3 月31 日、Sanofi は、FDA が、1~3 レジメンの前治療歴のある再発又は難治性多発性骨髄腫(r/rMM)の成人患者に対して標準療法のcarfilzomib + dexamethasone との併用療法として抗CD38 抗薬SARCLISA (isatuximab)を追加承認したと発表した。今回の承認は、SARCLISAに対するFDA の承認としては2020 年3 月の初回承認に続いて2 回目の承認になる。
1. 関係者のコメント:
1) California 大学San Francisco(UCSF)医学部、 骨髄腫プログラム副部長、成人白血病骨髄移植プログラム担当、Helen Diller Family Comprehensive Cancer Center共同リーダーProfessor Dr. Thomas G. Martin;「第3 相IKEMA 試験で、SARCLISA をcarfilzomib+ dexamethasone 併用療法に追加投与したところ、病勢進行または死亡のリスクが45%低下した。今回の承認は、再発患者にとって重要な進歩であり、SARCLISA が、r/rMM の標準療法になる可能性がさらに高まることになった。」と述べている。
2) Sanofi Oncology & Pediatric Innovation のグローバル開発のヘッドDr. Peter C. Adamson;「r/rMM 患者の治療は依然として難しく、何度も再発をくりかえした患者の予後は不良である。今回の承認により、SARCLISA は、1 回目の再発時からMM患者の治療薬として2 種類の標準療法レジメンと併用できる医薬品となった。本日のマイルストン達成は、SARCLISAをr/rMM 患者に選ばれる抗CD38 抗体治療薬にしたいという当社の目標に向けたさらなる一歩になった。」と述べている。

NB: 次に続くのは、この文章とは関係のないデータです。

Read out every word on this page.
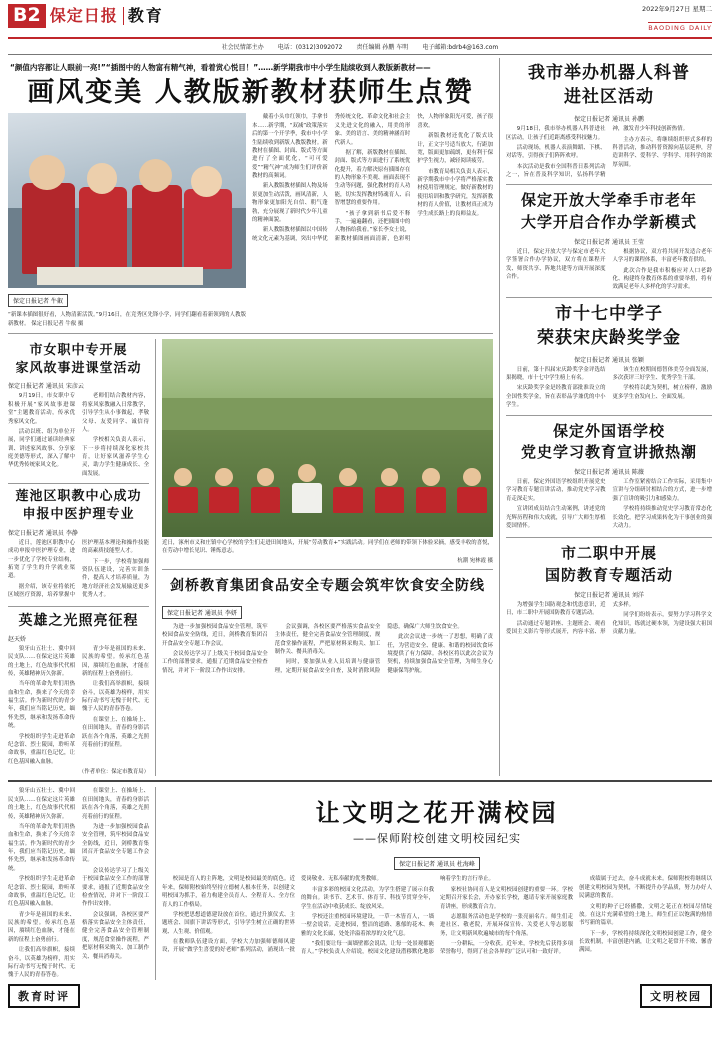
B2 保定日报 教育	2022年9月27日 星期二
BAODING DAILY
社会民情部主办 电话：(0312)3092072 责任编辑 孙鹏 车明 电子邮箱:bdrb4@163.com
“颜值内容都让人眼前一亮!”“插图中的人物富有精气神，看着赏心悦目！”……新学期我市中小学生陆续收到人教版新教材——
画风变美 人教版新教材获师生点赞
保定日报记者 牛叡
“新课本插图很好看，人物清新活泼。”9月16日，在竞秀区先锋小学，同学们翻看着新领到的人教版新教材。 保定日报记者 牛叡 摄

戴着小头巾红领巾，手拿书本……新学期，“双减”政策落实后的第一个开学季，我市中小学生陆续收到新版人教版教材。新教材在插图、封面、版式等方面进行了全面优化，“可可爱爱”“精气神”成为师生们评价新教材的高频词。

新入教版教材插图人物及场景更加生动活泼，画风清新，人物形象更加阳光自信、朝气蓬勃，充分展现了新时代少年儿童的精神面貌。

新人教版教材插图以中国传统文化元素为基调，突出中华优秀传统文化、革命文化和社会主义先进文化的融入，用美的形象、美的语言、美的精神涵育时代新人。

据了解，新版教材在插图、封面、版式等方面进行了系统优化提升，着力解决原有插图存在的人物形象不美观、画面表现不生动等问题，强化教材的育人功能，切实发挥教材铸魂育人、启智增慧的重要作用。

“孩子拿到新书后爱不释手，一遍遍翻看，还把插图中的人物指给我看。”家长李女士说，新教材插图画面清新，色彩明快，人物形象阳光可爱，孩子很喜欢。

新版教材还优化了版式设计，正文字号适当放大，行距加宽，版面更加疏朗，更有利于保护学生视力，减轻阅读疲劳。

市教育局相关负责人表示，新学期我市中小学将严格落实教材使用管理规定，做好新教材的使用培训和教学研究，发挥新教材的育人价值，让教材真正成为学生成长路上的良师益友。

市女职中专开展
家风故事进课堂活动
保定日报记者 通讯员 宋彦云

9月19日，市女职中专积极开展“家风故事进课堂”主题教育活动，传承优秀家风文化。

活动以班、组为单位开展，同学们通过诵读经典家训、讲述家风故事、分享家庭美德等形式，深入了解中华优秀传统家风文化。

老师们结合教材内容，将家风家教融入日常教学，引导学生从小事做起，孝敬父母、友爱同学、诚信待人。

学校相关负责人表示，下一步将持续深化家校共育，让好家风滋养学生心灵，助力学生健康成长、全面发展。

莲池区职教中心成功
申报中医护理专业
保定日报记者 通讯员 李静

近日，莲池区职教中心成功申报中医护理专业，进一步优化了学校专业结构，拓宽了学生的升学就业渠道。

据介绍，该专业将依托区域医疗资源，培养掌握中医护理基本理论和操作技能的高素质技能型人才。

下一步，学校将加强师资队伍建设，完善实训条件，提高人才培养质量，为地方经济社会发展输送更多优秀人才。

英雄之光照亮征程
赵天娇

狼牙山五壮士、冀中回民支队……在保定这片英雄的土地上，红色故事代代相传，英雄精神历久弥新。

当年的革命先辈们用热血和生命，换来了今天的幸福生活。作为新时代的青少年，我们应当铭记历史，缅怀先烈，继承和发扬革命传统。

学校组织学生走进革命纪念馆、烈士陵园，聆听革命故事，重温红色记忆，让红色基因融入血脉。

青少年是祖国的未来、民族的希望。传承红色基因，赓续红色血脉，才能在新的征程上奋勇前行。

让我们高举旗帜，接续奋斗，以英雄为榜样，用实际行动书写无愧于时代、无愧于人民的青春答卷。

在课堂上、在操场上、在田间地头，青春的身影活跃在各个角落，英雄之光照亮着前行的征程。

（作者单位：保定市教育局）
近日，涿州市义和庄镇中心学校的学生们走进田间地头，开展“劳动教育+”实践活动。同学们在老师的带领下体验采摘，感受丰收的喜悦，在劳动中增长见识、锤炼意志。
杭潮 宛林霞 摄
剑桥教育集团食品安全专题会筑牢饮食安全防线
保定日报记者 通讯员 李妍

为进一步加强校园食品安全管理，筑牢校园食品安全防线，近日，剑桥教育集团召开食品安全专题工作会议。

会议传达学习了上级关于校园食品安全工作的部署要求，通报了近期食品安全检查情况，并对下一阶段工作作出安排。

会议强调，各校区要严格落实食品安全主体责任，健全完善食品安全管理制度，规范食堂操作流程，严把原材料采购关、加工制作关、餐具消毒关。

同时，要加强从业人员培训与健康管理，定期开展食品安全自查，及时消除风险隐患，确保广大师生饮食安全。

此次会议进一步统一了思想，明确了责任，为营造安全、健康、和谐的校园饮食环境提供了有力保障。各校区将以此次会议为契机，持续加强食品安全管理，为师生身心健康保驾护航。

我市举办机器人科普
进社区活动
保定日报记者 通讯员 孙鹏

9月18日，我市举办机器人科普进社区活动，让孩子们近距离感受科技魅力。

活动现场，机器人表演舞蹈、下棋、对话等，引得孩子们阵阵欢呼。

本次活动是我市全国科普日系列活动之一，旨在普及科学知识，弘扬科学精神，激发青少年科技创新热情。

主办方表示，将继续组织形式多样的科普活动，推动科普资源向基层延伸，营造讲科学、爱科学、学科学、用科学的浓厚氛围。

保定开放大学牵手市老年
大学开启合作办学新模式
保定日报记者 通讯员 王莹

近日，保定开放大学与保定市老年大学签署合作办学协议，双方将在课程开发、师资共享、阵地共建等方面开展深度合作。

根据协议，双方将共同开发适合老年人学习的课程体系，丰富老年教育供给。

此次合作是我市积极应对人口老龄化、构建终身教育体系的重要举措，将有效满足老年人多样化的学习需求。

市十七中学子
荣获宋庆龄奖学金
保定日报记者 通讯员 张颖

日前，第十四届宋庆龄奖学金评选结果揭晓，市十七中学生榜上有名。

宋庆龄奖学金是经教育部批准设立的全国性奖学金，旨在表彰品学兼优的中小学生。

该生在校期间德智体美劳全面发展，多次获评三好学生、优秀学生干部。

学校将以此为契机，树立榜样，激励更多学生奋发向上、全面发展。

保定外国语学校
党史学习教育宣讲掀热潮
保定日报记者 通讯员 陈薇

日前，保定外国语学校组织开展党史学习教育专题宣讲活动，推动党史学习教育走深走实。

宣讲团成员结合生动案例，讲述党的光辉历程和伟大成就，引导广大师生厚植爱国情怀。

工作室紧密结合工作实际，采用集中宣讲与分组研讨相结合的方式，进一步增强了宣讲的吸引力和感染力。

学校将持续推动党史学习教育常态化长效化，把学习成果转化为干事创业的强大动力。

市二职中开展
国防教育专题活动
保定日报记者 通讯员 刘洋

为增强学生国防观念和忧患意识，近日，市二职中开展国防教育专题活动。

活动通过专题讲座、主题班会、观看爱国主义影片等形式展开，内容丰富、形式多样。

同学们纷纷表示，要努力学习科学文化知识，练就过硬本领，为建设强大祖国贡献力量。

狼牙山五壮士、冀中回民支队……在保定这片英雄的土地上，红色故事代代相传，英雄精神历久弥新。

当年的革命先辈们用热血和生命，换来了今天的幸福生活。作为新时代的青少年，我们应当铭记历史，缅怀先烈，继承和发扬革命传统。

学校组织学生走进革命纪念馆、烈士陵园，聆听革命故事，重温红色记忆，让红色基因融入血脉。

青少年是祖国的未来、民族的希望。传承红色基因，赓续红色血脉，才能在新的征程上奋勇前行。

让我们高举旗帜，接续奋斗，以英雄为榜样，用实际行动书写无愧于时代、无愧于人民的青春答卷。

在课堂上、在操场上、在田间地头，青春的身影活跃在各个角落，英雄之光照亮着前行的征程。

为进一步加强校园食品安全管理，筑牢校园食品安全防线，近日，剑桥教育集团召开食品安全专题工作会议。

会议传达学习了上级关于校园食品安全工作的部署要求，通报了近期食品安全检查情况，并对下一阶段工作作出安排。

会议强调，各校区要严格落实食品安全主体责任，健全完善食品安全管理制度，规范食堂操作流程，严把原材料采购关、加工制作关、餐具消毒关。

让文明之花开满校园
——保师附校创建文明校园纪实
保定日报记者 通讯员 杜海峰

校园是育人的主阵地，文明是校园最美的底色。近年来，保师附校始终坚持立德树人根本任务，以创建文明校园为抓手，着力构建全员育人、全程育人、全方位育人的工作格局。

学校把思想道德建设放在首位，通过升旗仪式、主题班会、国旗下讲话等形式，引导学生树立正确的世界观、人生观、价值观。

在教师队伍建设方面，学校大力加强师德师风建设，开展“做学生喜爱的好老师”系列活动，涌现出一批爱岗敬业、无私奉献的优秀教师。

丰富多彩的校园文化活动，为学生搭建了展示自我的舞台。读书节、艺术节、体育节、科技节贯穿全年，学生在活动中收获成长、绽放风采。

学校还注重校园环境建设，一草一木皆育人，一墙一壁会说话。走进校园，整洁的道路、葱郁的花木、典雅的文化长廊，处处洋溢着浓厚的文化气息。

“我们要让每一面墙壁都会说话，让每一处景观都能育人。”学校负责人介绍说，校园文化建设潜移默化地影响着学生的言行举止。

家校社协同育人是文明校园创建的重要一环。学校定期召开家长会，开办家长学校，邀请专家开展家庭教育讲座，形成教育合力。

志愿服务活动也是学校的一张亮丽名片。师生们走进社区、敬老院，开展环保宣传、关爱老人等志愿服务，让文明新风吹遍城市的每个角落。

一分耕耘，一分收获。近年来，学校先后获得多项荣誉称号，得到了社会各界的广泛认可和一致好评。

成绩属于过去，奋斗成就未来。保师附校将继续以创建文明校园为契机，不断提升办学品质，努力办好人民满意的教育。

文明的种子已经播撒，文明之花正在校园尽情绽放。在这片充满希望的土地上，师生们正以饱满的热情书写新的篇章。

下一步，学校将持续深化文明校园创建工作，健全长效机制，丰富创建内涵，让文明之花常开不败、馨香满园。

教育时评	文明校园
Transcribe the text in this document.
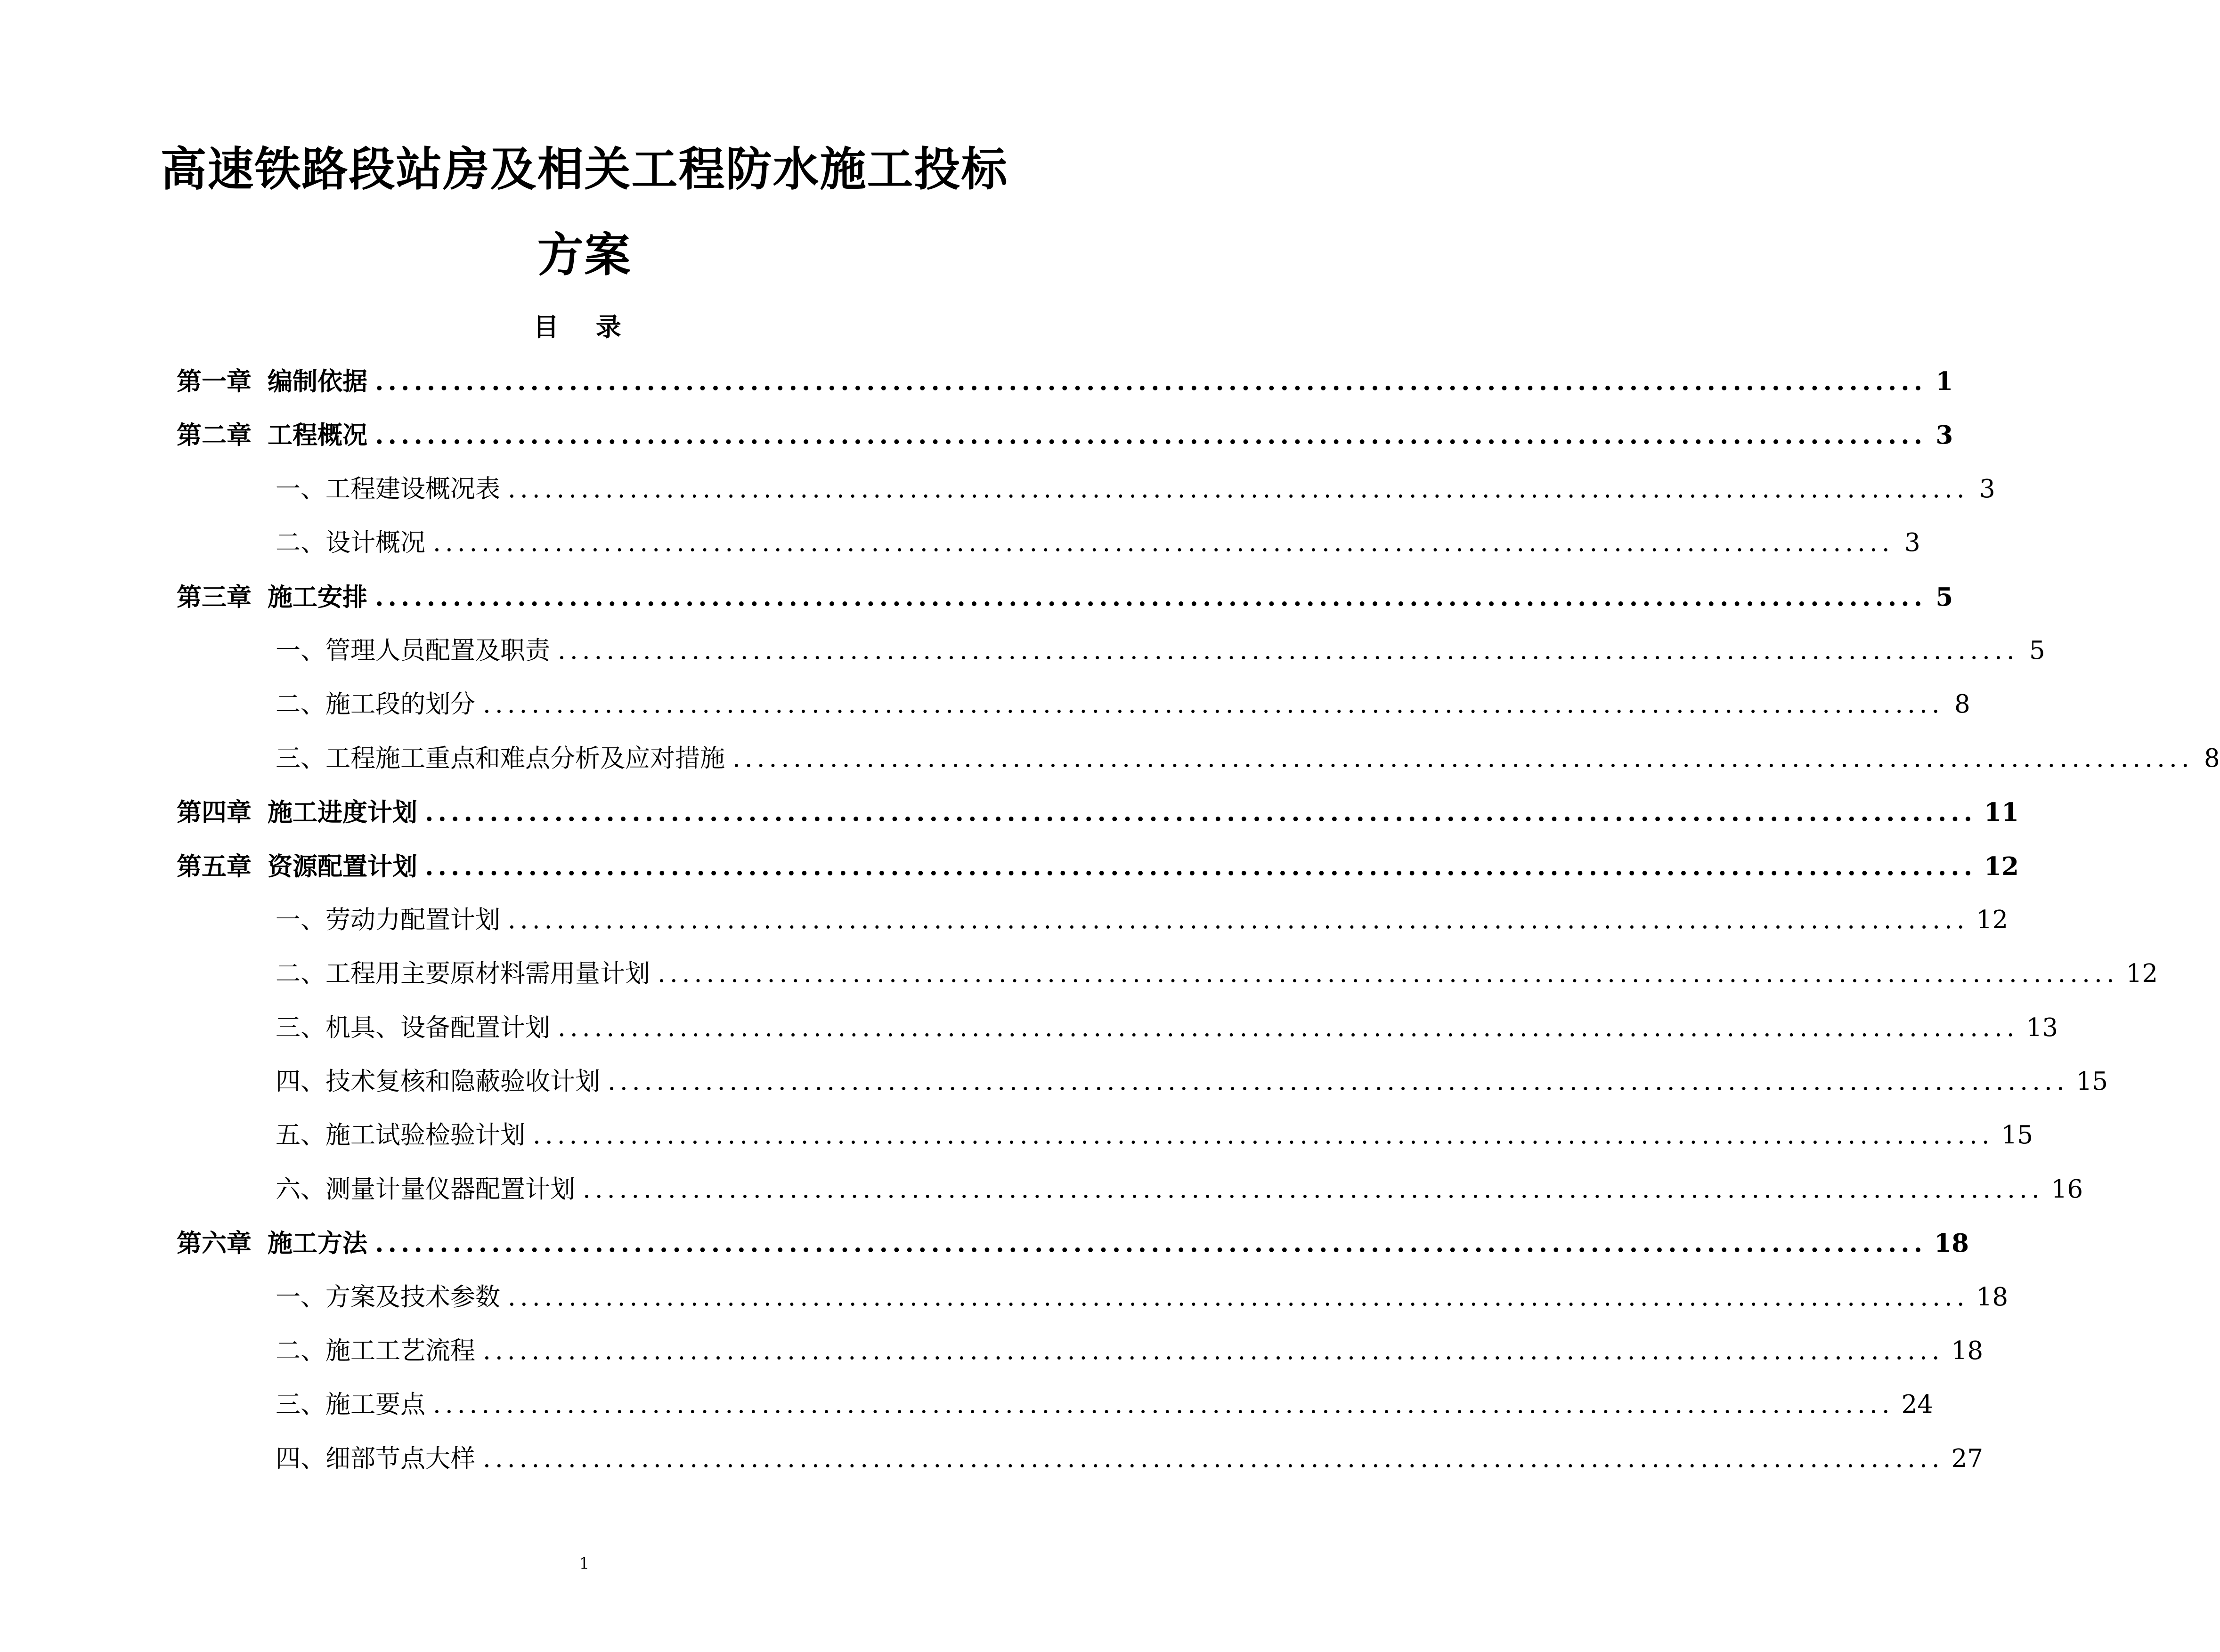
高速铁路段站房及相关工程防水施工投标
方案
目 录
第一章 编制依据 ........................................................................................................................ 1
第二章 工程概况 ........................................................................................................................ 3
一、工程建设概况表 ........................................................................................................................ 3
二、设计概况 ........................................................................................................................ 3
第三章 施工安排 ........................................................................................................................ 5
一、管理人员配置及职责 ........................................................................................................................ 5
二、施工段的划分 ........................................................................................................................ 8
三、工程施工重点和难点分析及应对措施 ........................................................................................................................ 8
第四章 施工进度计划 ........................................................................................................................ 11
第五章 资源配置计划 ........................................................................................................................ 12
一、劳动力配置计划 ........................................................................................................................ 12
二、工程用主要原材料需用量计划 ........................................................................................................................ 12
三、机具、设备配置计划 ........................................................................................................................ 13
四、技术复核和隐蔽验收计划 ........................................................................................................................ 15
五、施工试验检验计划 ........................................................................................................................ 15
六、测量计量仪器配置计划 ........................................................................................................................ 16
第六章 施工方法 ........................................................................................................................ 18
一、方案及技术参数 ........................................................................................................................ 18
二、施工工艺流程 ........................................................................................................................ 18
三、施工要点 ........................................................................................................................ 24
四、细部节点大样 ........................................................................................................................ 27
1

2. 承認の根拠にした臨床試験デザインと有効性:無作為化、多施設共同、非盲検、第3 相IKEMA 試験のデータに基づいている。本試験は、16 カ国69 施設で治療を受けているr/rMM患者302 人を対象に実施された。この試験では、SARCLISA をMM の標準療法であるcarfilzomib + dexamethasone 併用療法(Kd)に上乗せ投与した患者群(SARCLISA 併用群)はKd のみを投与群に比べ、病勢進行または死亡のリスクが45%低下した [ハザード比(HR)=0.548;95% CI;0.366-0.822; p=0.0032]。試験プロトコルで設定した中間解析時の主要評価項目の無増悪生存期間(PFS)は、SARCLISA 併用群では中央値に到達していなかった。試験には、高齢者、細胞遺伝学的リスクが高い患者、腎機能障害のある患者など、治療の難しい患者も参加したが、2 群間のベースライン時点の患者背景に偏りはなかった。副次評価項目は、SARCLISA 併用群とKd 群の奏効率(ORR)の比較で、完全奏効率(CR)や 最良部分奏効率(VGPR)についても比較した。ORR には有意差が無く、SARCLISA 併用群86.6%、Kd 群82.9%であった(p=0.3859)。CR はSARCLISA 併用群39.7%、Kd 群27.6%であった。VGPR 率は、SARCLISA 併用群33%、Kd 群28.5%であった。中間解析の全生存期間(OS)は未達であった。
3. 安全性:
SARCLISA 併用群で発現率が高かった副作用(グレードの別なく患者の 20%以上にみられた有害事象、以下SARCLISA 併用群 vs. Kd 群)は、上気道感染(67% vs. 57%)、Infusion 反応(46% vs. 3.3%)、疲労(42% vs. 32%)、高血圧(37% vs. 32%)、下痢(36% vs.29%)、肺炎(36% vs. 30%)、呼吸困難(29% vs. 24%)、気管支炎(24% vs. 13%)および咳嗽(23% vs. 15%)であった。SARCLISA 併用群の5%以上に現れた重篤な副作用は、肺炎(25%)と上気道感染(9%)であった。SARCLISA 併用群では、8%が副作用(グレード1~4)により治療を中止、患者の2.8%は感染症のため治療を中止した。